Promoters must watch out for a dilution of their investment, as and when more money is required in the company. The investor must have the freedom to capitalize the company as and when funds are required. While this is also in the interest of the investee company and the promoter, this should not be used as a tool to dilute the promoter to the extent that s/he loses control of the company. One mechanism to protect against dilution could be providing for anti-dilution on voting rights for the promoter. However, the early investor will demand anti-dilution protection qua subsequent rounds of investments in terms of price and rights. The investors would typically bind the promoter and company from selling shares below the original price of purchase by the investor, and from granting rights more favourable that those the investor is entitled to. The investor will also typically demand pre-emptive rights, rights of first refusal and preference over the promoter and other subsequent investors/shareholders in case of a liquidation event. Albeit, these protections are customary, but can, in certain instances, impede future investments.
The real landmines to watch out for, however, are the call and put options. In a call-option, the investor can ‘call’ for the promoter to sell its stake for a pre-determined price to the investor, which price can be a song. Conversely, the investor can ‘put’ its stake to the promoter, requiring the promoter to purchase the investor’s stake at a pre-determined price, which could be the moon. Instances of investment agreements providing for minimum guarantee pay-outs at the end of a fixed term were also not unknown.
I must mention that there has been some back and forth on the legality surrounding pre-emptive rights including drag/tag/call/put options by the SEBI and RBI over the years. The details are not relevant for this article; suffice to say that promoters must beware of call/put options in their contracts, as these provisions can be onerous.

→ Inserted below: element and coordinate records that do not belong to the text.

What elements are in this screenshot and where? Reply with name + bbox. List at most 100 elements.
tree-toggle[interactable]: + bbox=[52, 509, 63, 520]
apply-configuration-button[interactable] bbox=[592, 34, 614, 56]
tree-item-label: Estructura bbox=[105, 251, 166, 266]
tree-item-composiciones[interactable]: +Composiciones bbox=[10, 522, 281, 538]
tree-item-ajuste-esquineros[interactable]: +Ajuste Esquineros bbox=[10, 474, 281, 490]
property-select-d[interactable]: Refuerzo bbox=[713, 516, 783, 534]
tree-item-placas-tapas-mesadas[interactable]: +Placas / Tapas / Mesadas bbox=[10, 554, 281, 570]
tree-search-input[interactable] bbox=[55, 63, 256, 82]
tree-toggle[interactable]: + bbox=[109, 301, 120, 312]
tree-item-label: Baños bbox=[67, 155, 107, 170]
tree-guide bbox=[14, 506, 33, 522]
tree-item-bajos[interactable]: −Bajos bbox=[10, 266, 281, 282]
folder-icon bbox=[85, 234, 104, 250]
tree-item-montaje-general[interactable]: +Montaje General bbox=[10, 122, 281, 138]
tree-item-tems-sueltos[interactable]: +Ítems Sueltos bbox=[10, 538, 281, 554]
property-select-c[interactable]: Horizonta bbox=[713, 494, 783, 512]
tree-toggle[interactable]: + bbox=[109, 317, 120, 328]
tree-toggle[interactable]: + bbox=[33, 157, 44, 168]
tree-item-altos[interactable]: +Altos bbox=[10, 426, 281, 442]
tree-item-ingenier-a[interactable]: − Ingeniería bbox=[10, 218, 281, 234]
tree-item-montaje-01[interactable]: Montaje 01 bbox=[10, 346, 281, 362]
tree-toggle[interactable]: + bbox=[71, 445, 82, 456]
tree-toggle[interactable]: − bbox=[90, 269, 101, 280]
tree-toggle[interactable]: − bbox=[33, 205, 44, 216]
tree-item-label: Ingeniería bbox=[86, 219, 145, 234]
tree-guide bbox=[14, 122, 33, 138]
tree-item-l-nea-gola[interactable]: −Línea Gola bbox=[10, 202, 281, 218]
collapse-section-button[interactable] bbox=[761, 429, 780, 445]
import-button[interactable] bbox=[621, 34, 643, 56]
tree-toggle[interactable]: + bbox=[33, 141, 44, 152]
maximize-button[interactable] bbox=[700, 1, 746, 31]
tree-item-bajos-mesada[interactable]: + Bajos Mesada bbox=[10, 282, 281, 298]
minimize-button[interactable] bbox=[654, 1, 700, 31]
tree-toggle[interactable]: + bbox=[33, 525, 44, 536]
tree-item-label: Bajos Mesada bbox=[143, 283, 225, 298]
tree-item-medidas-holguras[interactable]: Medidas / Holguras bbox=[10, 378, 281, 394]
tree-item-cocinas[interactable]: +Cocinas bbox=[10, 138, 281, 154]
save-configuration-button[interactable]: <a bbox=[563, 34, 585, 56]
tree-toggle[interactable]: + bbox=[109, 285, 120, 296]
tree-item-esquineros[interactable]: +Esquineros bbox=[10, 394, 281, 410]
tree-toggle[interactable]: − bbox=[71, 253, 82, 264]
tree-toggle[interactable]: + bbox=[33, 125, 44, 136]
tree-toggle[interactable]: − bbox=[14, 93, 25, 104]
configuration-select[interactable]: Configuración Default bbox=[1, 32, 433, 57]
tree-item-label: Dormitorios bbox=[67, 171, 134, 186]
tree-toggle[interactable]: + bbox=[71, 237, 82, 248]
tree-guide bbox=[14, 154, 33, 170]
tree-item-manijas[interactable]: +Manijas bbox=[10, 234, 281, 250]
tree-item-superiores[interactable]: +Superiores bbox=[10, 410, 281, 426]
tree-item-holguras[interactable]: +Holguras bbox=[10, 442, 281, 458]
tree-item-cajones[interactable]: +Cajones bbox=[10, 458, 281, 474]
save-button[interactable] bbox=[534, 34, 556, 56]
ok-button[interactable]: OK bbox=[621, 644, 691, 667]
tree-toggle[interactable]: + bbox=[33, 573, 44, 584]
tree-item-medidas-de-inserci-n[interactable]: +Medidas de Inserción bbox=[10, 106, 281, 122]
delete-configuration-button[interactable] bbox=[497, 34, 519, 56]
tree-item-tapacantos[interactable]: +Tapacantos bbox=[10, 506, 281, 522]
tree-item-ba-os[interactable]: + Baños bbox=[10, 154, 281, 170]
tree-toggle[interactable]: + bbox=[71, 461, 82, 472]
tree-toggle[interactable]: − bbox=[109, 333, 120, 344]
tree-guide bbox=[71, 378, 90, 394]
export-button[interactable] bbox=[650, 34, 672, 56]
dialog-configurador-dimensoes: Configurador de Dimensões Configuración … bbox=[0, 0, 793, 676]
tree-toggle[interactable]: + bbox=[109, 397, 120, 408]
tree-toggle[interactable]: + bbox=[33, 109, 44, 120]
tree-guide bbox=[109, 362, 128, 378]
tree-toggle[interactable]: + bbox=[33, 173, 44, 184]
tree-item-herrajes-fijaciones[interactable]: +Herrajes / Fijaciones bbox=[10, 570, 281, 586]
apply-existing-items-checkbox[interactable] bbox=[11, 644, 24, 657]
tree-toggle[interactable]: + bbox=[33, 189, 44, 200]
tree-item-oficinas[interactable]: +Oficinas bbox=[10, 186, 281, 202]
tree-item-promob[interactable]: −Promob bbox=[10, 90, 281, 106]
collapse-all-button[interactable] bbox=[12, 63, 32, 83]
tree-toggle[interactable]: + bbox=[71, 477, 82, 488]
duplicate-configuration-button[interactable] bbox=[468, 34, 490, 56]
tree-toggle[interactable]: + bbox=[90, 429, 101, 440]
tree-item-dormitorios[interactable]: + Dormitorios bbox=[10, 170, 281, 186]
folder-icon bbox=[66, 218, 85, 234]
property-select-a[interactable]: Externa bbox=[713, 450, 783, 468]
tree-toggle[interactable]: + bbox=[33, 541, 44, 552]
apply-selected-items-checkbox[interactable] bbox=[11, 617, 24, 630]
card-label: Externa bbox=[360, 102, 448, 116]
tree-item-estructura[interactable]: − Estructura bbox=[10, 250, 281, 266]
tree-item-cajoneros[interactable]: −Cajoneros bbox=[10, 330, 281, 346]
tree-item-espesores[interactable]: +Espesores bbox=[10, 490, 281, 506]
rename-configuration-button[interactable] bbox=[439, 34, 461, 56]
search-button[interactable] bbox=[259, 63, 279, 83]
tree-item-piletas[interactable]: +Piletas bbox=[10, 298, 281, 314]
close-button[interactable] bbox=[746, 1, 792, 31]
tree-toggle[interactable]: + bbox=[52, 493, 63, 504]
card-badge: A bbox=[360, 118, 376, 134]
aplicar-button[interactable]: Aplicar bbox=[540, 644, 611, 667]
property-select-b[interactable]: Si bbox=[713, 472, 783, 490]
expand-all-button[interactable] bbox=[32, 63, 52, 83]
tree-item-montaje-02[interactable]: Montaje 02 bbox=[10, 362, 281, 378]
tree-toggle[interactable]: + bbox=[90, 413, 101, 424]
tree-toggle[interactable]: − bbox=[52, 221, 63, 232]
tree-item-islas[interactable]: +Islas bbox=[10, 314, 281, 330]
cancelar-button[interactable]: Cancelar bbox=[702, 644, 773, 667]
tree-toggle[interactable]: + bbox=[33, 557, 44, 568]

Uncomfortable as the conversation is, it is important for parties to discuss, understand the consequences of, and incorporate a dispute resolution clause that is equitable to both parties, particularly the promoter, because their resources are limited. It is in the interest of both the investor and promoter to opt for arbitration over court proceedings. In terms of the recently amended Arbitration and Conciliation Act, 1996, the arbitral process is time-bound and is required to be completed within one-year, extendable by another six months by mutual agreement. To be cost-effective, it is advisable for the parties to opt for a sole arbitrator. It is also advisable to opt for institutional arbitration over ad-hoc arbitration.
To conclude, I would say that the responsibility of finding the correct parity of rights, in my view, lies on the investor alone. They have access to advisors, which promoters of a start-up (typically) don’t. Secondly and importantly, investors have the negotiating power over the promoter. How an investor wields that power will be a major factor in the ultimate success of the investee company.